For future reference, not all "international editions" are created equal. Springer's India branch, for example, produces excellent softcovers on par with Cambridge, Yale, and the University of Chicago's presses.
This one probably isn't what you want, though. I have one Pearson international edition(a copy of Hecht's Optics,) and its one of the "newsprint paper" copies you're probably familiar with. I do check the reviews on international editions thoroughly now, before buying.
Still, I do highly recommend Springer's India branch.

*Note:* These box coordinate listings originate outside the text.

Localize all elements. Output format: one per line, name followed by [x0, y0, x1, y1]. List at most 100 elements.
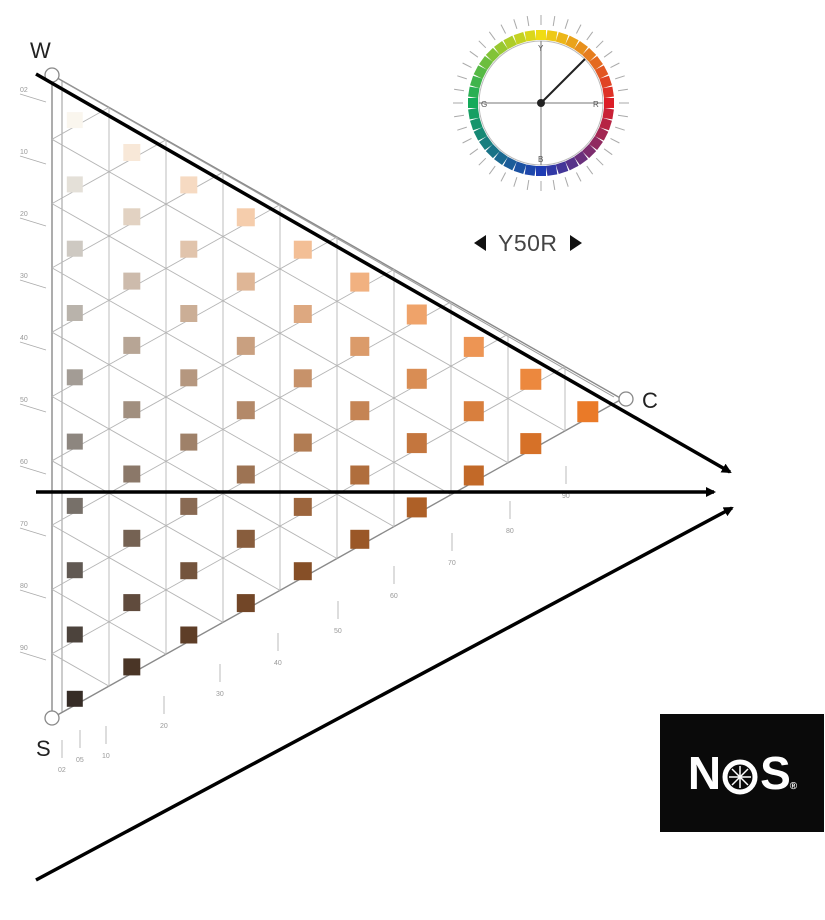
annotation-arrows [35, 72, 734, 882]
hue-tick-mark [615, 126, 625, 131]
color-swatch [123, 144, 141, 161]
hue-tick-mark [610, 137, 620, 144]
color-swatch [236, 529, 255, 548]
hue-swatch [494, 151, 508, 165]
hue-swatch [574, 151, 588, 165]
hue-swatch [574, 41, 588, 55]
hue-circle-label: R [593, 100, 599, 109]
blackness-tick-label: 50 [20, 397, 28, 404]
hue-swatch [565, 35, 579, 50]
inner-frame-line [61, 80, 615, 398]
chromaticness-tick-label: 70 [448, 560, 456, 567]
hue-tick-mark [564, 19, 569, 29]
chromatic-corner-label: C [642, 388, 658, 413]
color-swatch [66, 305, 83, 321]
chromaticness-tick-label: 20 [160, 723, 168, 730]
blackness-tick-label: 30 [20, 273, 28, 280]
hue-swatch [536, 30, 546, 40]
blackness-gridline [51, 653, 110, 687]
hue-tick-mark [469, 50, 479, 58]
logo-letter-s: S [760, 747, 791, 799]
hue-swatch [513, 31, 527, 45]
blackness-tick-mark [19, 651, 47, 661]
blackness-gridline [51, 267, 452, 496]
color-swatch [180, 433, 198, 451]
chromaticness-tick-label: 60 [390, 593, 398, 600]
hue-tick-mark [564, 177, 569, 187]
hue-swatch [479, 56, 493, 70]
hue-circle[interactable]: Y R B G [453, 15, 629, 191]
blackness-tick-mark [19, 589, 47, 599]
color-swatch [66, 497, 83, 514]
hue-swatch [469, 75, 483, 89]
hue-swatch [589, 136, 603, 150]
color-swatches [66, 112, 599, 707]
hue-swatch [536, 166, 546, 176]
color-swatch [236, 272, 255, 291]
hue-tick-mark [617, 114, 628, 118]
hue-swatch [565, 156, 579, 171]
hue-tick-mark [513, 177, 518, 187]
color-swatch [66, 240, 83, 257]
hue-tick-mark [462, 62, 472, 69]
blackness-gridline [51, 524, 224, 623]
color-swatch [577, 401, 599, 423]
blackness-gridline [51, 396, 338, 559]
color-swatch [293, 433, 312, 452]
color-swatch [180, 176, 198, 194]
hue-tick-mark [513, 19, 518, 29]
hue-tick-mark [595, 157, 604, 166]
logo-wheel-icon [720, 753, 760, 795]
hue-tick-mark [454, 114, 465, 118]
whiteness-gridline [51, 333, 509, 590]
chromaticness-tick-label: 05 [76, 757, 84, 764]
hue-swatch [468, 86, 480, 99]
blackness-tick-mark [19, 279, 47, 289]
hue-tick-mark [610, 62, 620, 69]
color-swatch [350, 529, 370, 549]
hue-tick-mark [488, 165, 496, 175]
blackness-tick-label: 40 [20, 335, 28, 342]
hue-swatch [468, 107, 480, 120]
hue-swatch [555, 161, 569, 175]
color-swatch [406, 368, 427, 389]
hue-swatch [545, 164, 558, 176]
previous-hue-arrow-icon[interactable] [474, 235, 486, 251]
color-swatch [293, 562, 312, 581]
color-swatch [463, 401, 484, 422]
blackness-tick-mark [19, 527, 47, 537]
hue-swatch [494, 41, 508, 55]
next-hue-arrow-icon[interactable] [569, 235, 582, 251]
hue-tick-mark [552, 16, 556, 27]
blackness-tick-label: 80 [20, 583, 28, 590]
color-swatch [236, 465, 255, 484]
hue-tick-mark [478, 40, 487, 49]
color-swatch [236, 208, 255, 227]
hue-pointer [540, 58, 586, 104]
hue-swatch [545, 30, 558, 42]
color-swatch [520, 433, 542, 455]
color-swatch [236, 594, 255, 613]
hue-swatch [599, 117, 613, 131]
hue-tick-mark [595, 40, 604, 49]
chromaticness-tick-label: 10 [102, 753, 110, 760]
hue-swatch [602, 107, 614, 120]
color-swatch [66, 369, 83, 386]
hue-tick-mark [457, 126, 467, 131]
black-corner-node [44, 710, 60, 726]
blackness-tick-mark [19, 465, 47, 475]
hue-swatch [485, 144, 500, 159]
ncs-logo: N S ® [660, 714, 824, 832]
chromaticness-tick-label: 40 [274, 660, 282, 667]
color-swatch [123, 465, 141, 483]
hue-tick-mark [457, 75, 467, 80]
chromaticness-tick-label: 50 [334, 628, 342, 635]
color-swatch [123, 208, 141, 226]
color-swatch [293, 369, 312, 388]
blackness-tick-mark [19, 155, 47, 165]
logo-letter-n: N [687, 747, 721, 799]
hue-tick-mark [615, 75, 625, 80]
color-swatch [293, 305, 312, 323]
hue-swatch [503, 35, 517, 50]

As far as your other question in the first post, Schutz has a good pace for a first introduction. Wald is quite good and even further less expensive, but plan on supplementing it or getting additional help here and elsewhere, since his presentation is rather brisk. For example, Wald derives the Einstein field equations by page 72 out of 491, and the rest of the book is solutions and applications.
Also, you could download the notes Carroll's book is based on from his website and work through those first, then supplement with a meatier reference like Wald. There are other GR course notes floating around, but the only ones I'm familiar with are Carroll's.
Another excellent supplement is Leonard Susskind's video lecture series on GR. There are other video series as well, but I can't speak to them yet.
(Edit: by "Schutz," I mean A First Course in General Relativity 2e, not Gravity From the Ground Up, with which I am not familiar.)